My Favorite Automated Writing Tool


In case you haven’t noticed, automation is here to stay. I won’t lie, I’ve been using an automated tool to help improve my writing as well. Maybe this means that I’m not a Natty but personally ever since I accidentally found out about the existence of this tool, I’ve fallen in love with it. I’ve used it on every article I’ve written since and even my second book. So, all of the writing purists can start sharpening their pitchforks as I go over my unimpressive favorite automated tool.

But first; story time. I was posting an article of mine on my website. I was navigating the top of the screen when my finger slipped on my laptop’s mousepad (because I don’t care about buying expensive computer mods). I accidentally hit the capital A logo in my browser (I use Microsoft Edge because I have no specialized needs) when all of a sudden, I nearly fell out of my seat; the computer started reading the screen out loud. At the risk of sounding like a Boomer, I didn’t know that the browser could read the screen out loud. “That was pretty ableist of you, Dan. This is just a sign of your unending privilege of“ yeah, whatever, I’m the villain. How are those pitchforks coming along?

The browser read each word out loud as it also highlighted each word while it did so; I was completely enamored with it. While I understand that it is supposed to be an assistive feature for the blind users (yet braille keyboards aren’t common?), the read-aloud function of the browser has become my favorite proofreading tool. The cold and emotionless voice goes over each word out loud, and hence it has helped me catch numerous times when I wrote “they” instead of “the” or “from” instead of “form”. It has also helped me realize sentences that are too long or just sound a little off. I won’t lie, I also enjoy listening to an upbeat female AI voice read off some of my more heavily opinionated articles; the feeling of dystopic joy is hard to put into words.

However, using the browser read-aloud function is a bit too late in the writing process. I yearned for a similar tool that I could download to aid me further upstream in the process. Thus, I took to Google in search of such an advanced piece of software. To my amazement, I found the Microsoft Word has a similar feature. I rejoiced when I learned how to access this feature of Word. It looks like Travis Kelce’s girlfriend was right; what I was looking for was here the whole time! My only complaint (admittedly a first-world problem) is that the voice is a monotone robotic male instead of a pseudo-cheery robotic female. However, the quality control being closer to the manufacturing process is a definite upgrade.

“Wow Dan, you need a computer to read to you? Are you Floyd Mayweather?” A shade-thrower will ask. Firstly, I will not tolerate disrespecting Floyd “Money” Mayweather. Secondly, I can read just fine, it’s just the human brain is imperfect and is prone to missing small details. This is especially true when we are asking the same brain that caused the error to find said error, so a little assistance is needed. Married writers often have their spouse read their writing for this reason, ditto for writers working with an editor.

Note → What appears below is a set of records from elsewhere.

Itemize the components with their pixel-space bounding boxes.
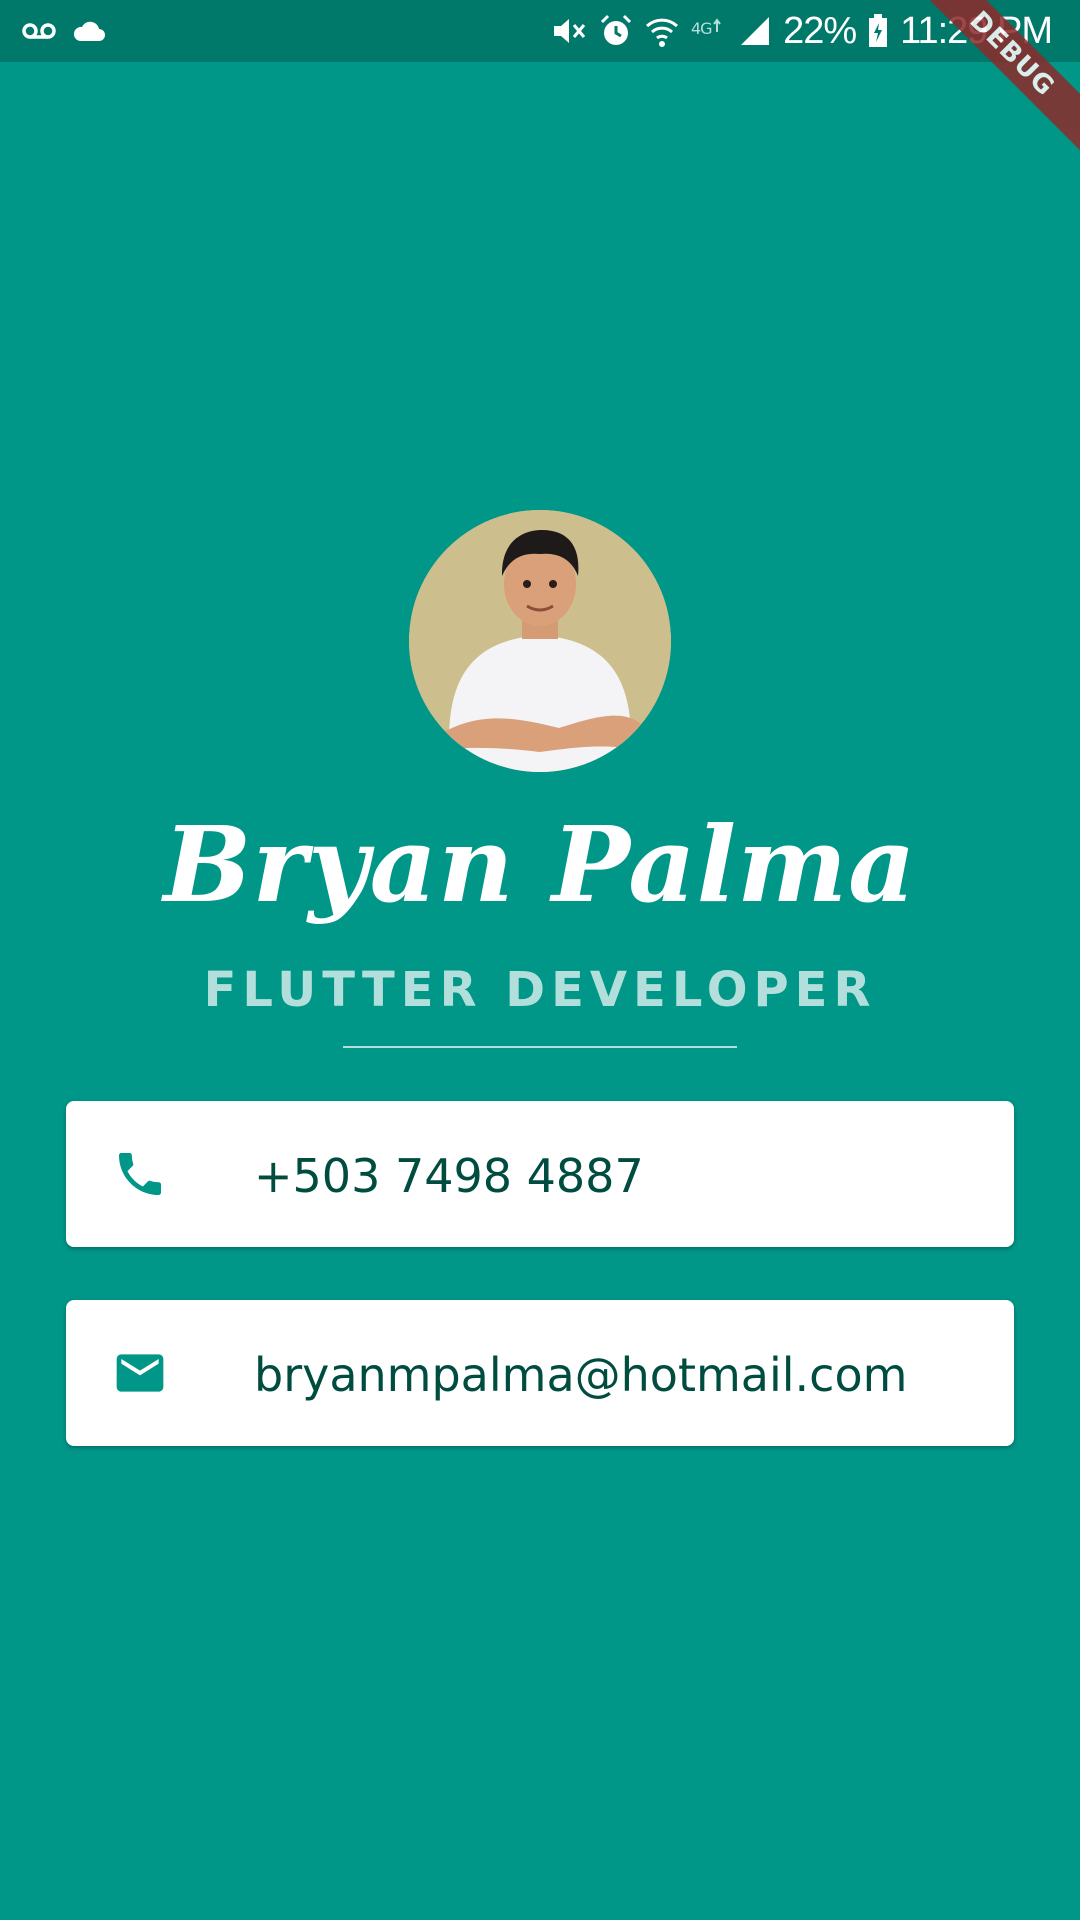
svg-text:4G: 4G	[691, 19, 712, 38]
profile-photo	[409, 510, 671, 772]
battery-icon	[869, 14, 888, 47]
voicemail-icon	[22, 23, 56, 39]
profile-name: Bryan Palma	[163, 803, 917, 926]
phone-icon	[119, 1153, 161, 1195]
profile-title: FLUTTER DEVELOPER	[203, 962, 877, 1018]
alarm-icon	[601, 14, 632, 45]
email-address: bryanmpalma@hotmail.com	[254, 1348, 908, 1402]
avatar	[409, 510, 671, 772]
wifi-icon	[646, 18, 679, 47]
mail-icon	[116, 1354, 164, 1392]
status-bar: 4G 22% 11:29 PM	[0, 0, 1080, 62]
phone-number: +503 7498 4887	[254, 1149, 644, 1203]
mute-icon	[554, 19, 586, 43]
lte-icon: 4G	[691, 18, 721, 38]
phone-card[interactable]: +503 7498 4887	[66, 1101, 1014, 1247]
signal-icon	[741, 17, 770, 45]
divider	[343, 1046, 737, 1048]
status-left	[22, 14, 106, 48]
cloud-icon	[73, 21, 105, 41]
email-card[interactable]: bryanmpalma@hotmail.com	[66, 1300, 1014, 1446]
battery-percent: 22%	[783, 9, 857, 52]
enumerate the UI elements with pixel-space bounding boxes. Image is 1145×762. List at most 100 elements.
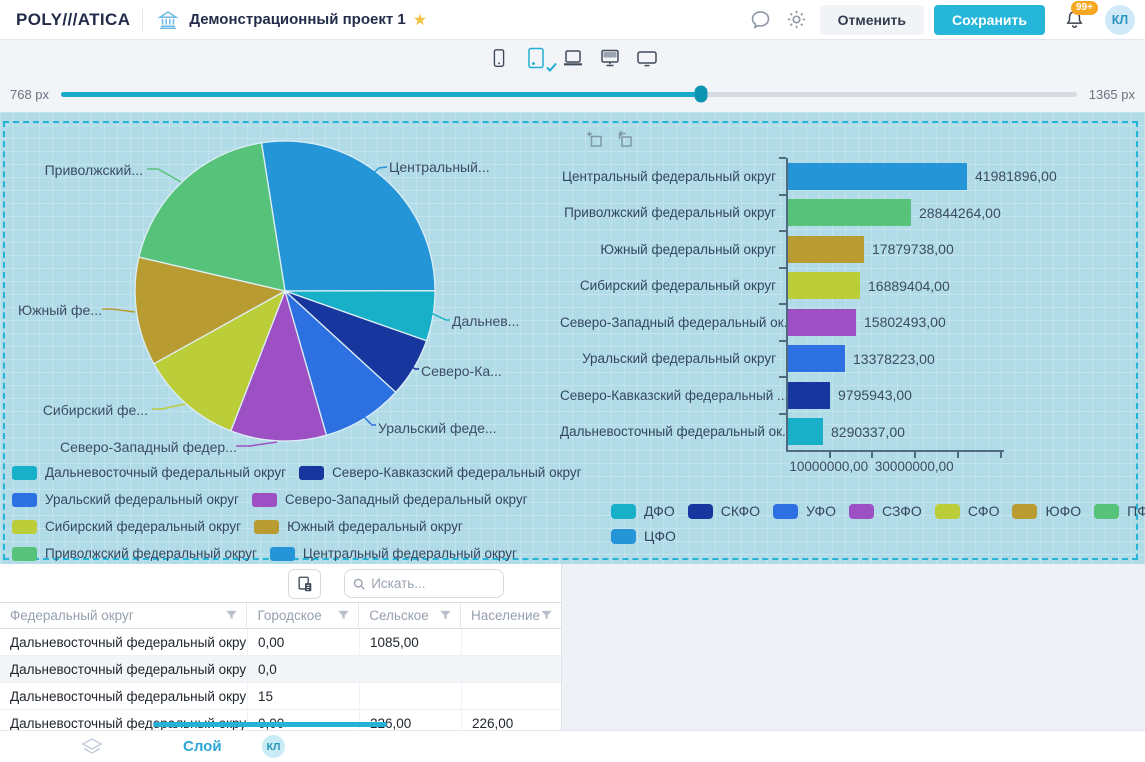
- dashboard-canvas[interactable]: Центральный...Дальнев...Северо-Ка...Урал…: [0, 112, 1145, 564]
- legend-item[interactable]: СФО: [935, 503, 1000, 519]
- table-cell: [462, 656, 561, 682]
- table-row[interactable]: Дальневосточный федеральный округ15: [0, 683, 561, 710]
- undo-frame-icon[interactable]: [614, 129, 636, 151]
- pie-callout-line: [102, 309, 135, 312]
- legend-item[interactable]: ДФО: [611, 503, 675, 519]
- bar-row: Южный федеральный округ17879738,00: [560, 231, 1145, 268]
- legend-swatch: [688, 504, 713, 519]
- device-monitor-icon[interactable]: [596, 44, 624, 72]
- bar-chart[interactable]: Центральный федеральный округ41981896,00…: [560, 158, 1145, 476]
- bar[interactable]: [788, 199, 911, 226]
- legend-item[interactable]: ПФО: [1094, 503, 1145, 519]
- legend-item[interactable]: Северо-Кавказский федеральный округ: [299, 465, 581, 480]
- width-slider-handle[interactable]: [694, 86, 707, 103]
- legend-item[interactable]: СКФО: [688, 503, 760, 519]
- bar-row: Приволжский федеральный округ28844264,00: [560, 195, 1145, 232]
- table-cell: Дальневосточный федеральный округ: [0, 629, 248, 655]
- width-slider[interactable]: [61, 92, 1077, 97]
- bar[interactable]: [788, 345, 845, 372]
- legend-swatch: [12, 547, 37, 561]
- bar[interactable]: [788, 418, 823, 445]
- bar-value-label: 8290337,00: [831, 424, 905, 440]
- bar-track: 16889404,00: [786, 268, 1145, 305]
- legend-item[interactable]: СЗФО: [849, 503, 922, 519]
- legend-item[interactable]: ЦФО: [611, 528, 676, 544]
- copy-table-icon[interactable]: [288, 569, 321, 599]
- device-tablet-icon-selected[interactable]: [522, 44, 550, 72]
- gear-icon[interactable]: [784, 7, 810, 33]
- filter-icon[interactable]: [540, 609, 553, 622]
- bar-category-label: Сибирский федеральный округ: [560, 278, 786, 293]
- legend-item[interactable]: Центральный федеральный округ: [270, 546, 517, 561]
- bar-track: 41981896,00: [786, 158, 1145, 195]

“Hi Dan, I’m a writing purist and I am done sharpening my pitchfork. Using any sort of assistive tool, no matter how minor means that you aren’t a real writer!” a pissed-off protestor will proclaim (yay alliteration!). While you’re half-right; I’m not a real writer but not for the petty reason of using the read-aloud function. Besides, once upon a time these purists were having this same argument over using the original models of spell-check on fucking Windows 2003; anyone today using a word processor and not using spell-check is either a fool or a liar. However, do not fear; 100% of the ideas still come from my noggin. Put another way; the automated tools only come out during quality control, but the development and manufacturing processes are still manual.

Essentially, I want to make the point that it is okay to use the technology available to you. “But Dan, some old-timer will say it was way harder back when I had to [insert task here]!!”. Don’t feel too bad, there’s a chance that old-timer ate lead paint chips and played football with leather helmets! History is littered with old-timers spouting that exact same line about how much easier the kids these days have it. Besides, what’s the alternative, stop innovating?

“Hi Dan, I’m a tech-savvy Millennial/Gen-Z writer and I am done sharpening my pitchfork. What goddamn rock did you just crawl out from under? How did you not know about these features?” is another rebuttal that I’m likely to get. I’m not perennially online and limbically-hijacked. Also, I wasn’t reading the spec sheets of each Windows upgrade when they launched like you probably were. I know your IQ exceeds your bodyweight kid, so step away from the sharpened pitchfork before you put someone’s eye out.

Tools are designed to make our lives easier, so use them!